Character Design

Thursday, June 1, 2006

Yesterday a friend on an Internet newsgroup I frequent jokingly (?) accused me of making my cartoon counterpart in Mom's Cancer look 20 years younger than I actually appear to be in photographs. Ouch. That, along with an interview I recently did with an author writing a book about designing characters for comics, gave me the inspiration and material for today's post. If you don't like it, blame my friend Peter B. Steiger of Cheyenne, Wyoming.

As I prepared to do Mom's Cancer, I put a lot of thought into what the characters would look like. Making them exact likenesses of my family was not my top priority, which is one reason Editor Charlie and I decided not to publish a photo in the book: as cartoon characters, we're abstract stand-ins for the reader rather than concrete, specific people. Also, we didn't want to pull readers out of the story by giving them a reason to flip back and forth comparing the drawings with reality. But for today's purposes, here's a side-by-side:


Mom’s Cancer took more than a year to draw and I wanted my characters to be recognizable and consistent from the beginning of the story to the end. I sat down beforehand to make sure I understood the fundamental shapes underlying my characters, could move them around in space and make them work from every angle, etc. I didn't spend a lot of time on it and wasn’t trying to accomplish anything more profound than come up with characters who could do everything I wanted and express every emotion I needed, and that I could stand to draw over and over again.
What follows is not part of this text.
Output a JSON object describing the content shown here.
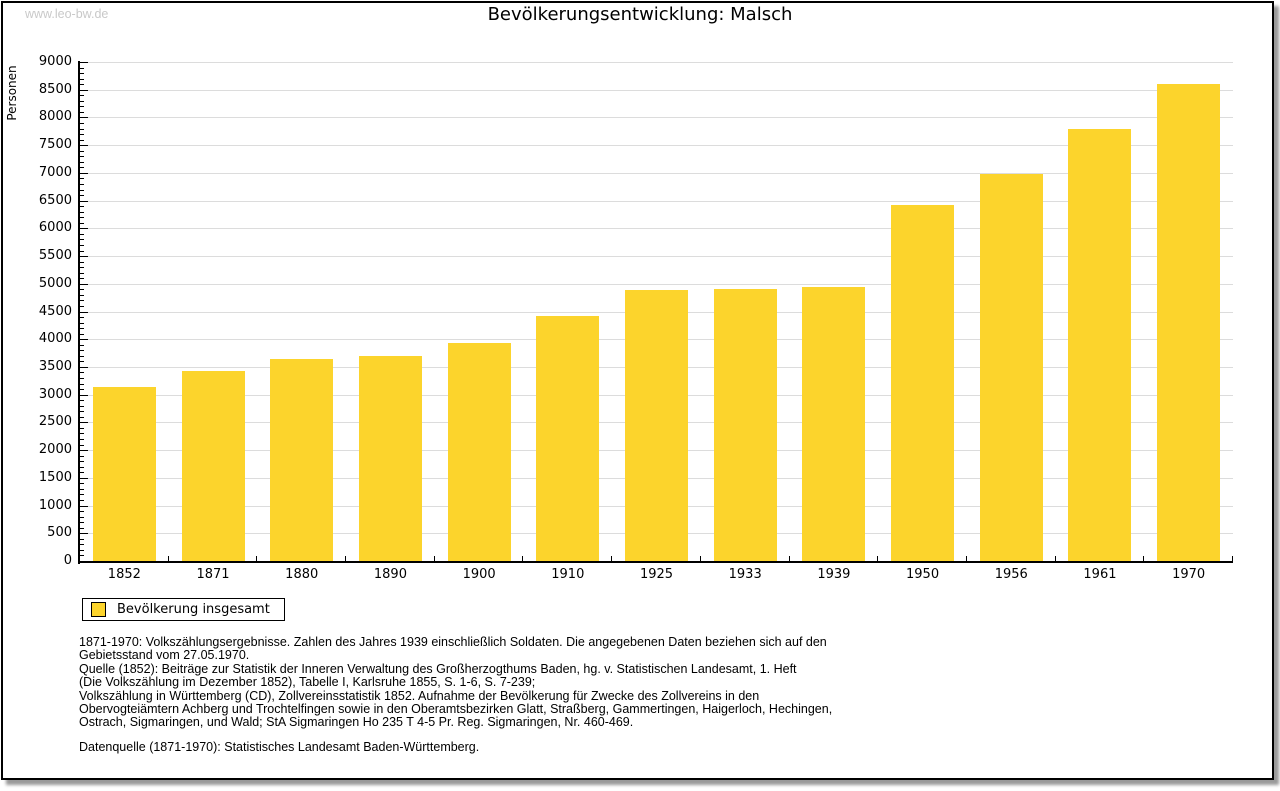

Mostly, I tried to apply some basic cartooning principles to help the reader subconsciously know my characters before they opened their mouths. In Mom’s Cancer, the characters of Nurse Sis and I are in our forties while Kid Sis is about thirty. Nurse Sis and I therefore have stockier necks, rounder faces, thicker body shapes, and more often than not a bag under an eye. Nurse Sis is a take-charge person who leans forward and leads. My character is more passive and reflective, leaning back. In contrast, Kid Sis is more angular and attractive, with a thinner neck, smaller nose, bigger smile, and better posture.

Of all my characters, Mom is the one that looks least like her real-world counterpart. The Mom character is in her sixties, sick, and tired. Both her head and body are pear-shaped, her posture is poor. Gravity is dragging her down. She has no neck, her eyes are baggy. When she had hair, I drew it with a lot of waves and points that would contrast with her smooth bald head later. Her striped shirt gave me something graphically interesting to play with that stood out against both white and black backgrounds, while her black pants were a negative space I knew I could use effectively once in a while. I was much less interested in creating a character who looked like my mother than one who could help me tell the story.

Despite my initial groundwork, I found that the look of my characters gradually evolved over the course of drawing them dozens of times over several months. That's pretty common for comics characters: Snoopy changed a lot between 1955 and 1995. I actually had to go back and redraw Mom in particular as she became quite unrecognizable. The “Moms” in about the first 20 pages of my book are all paste-up corrections inserted much later because the way I drew her character changed as I grew more comfortable with it and demanded more of it.

Mom's evolution, pre- and post-paste-up.

I consider that design evolution an interesting failure on my part. If I had put a little more thought into what I expected of the character at the start, I might have been able to design her to hold up better in the long run.

And though I wasn't necessarily aiming for photorealistic accuracy, at least I was honest about my gray hair.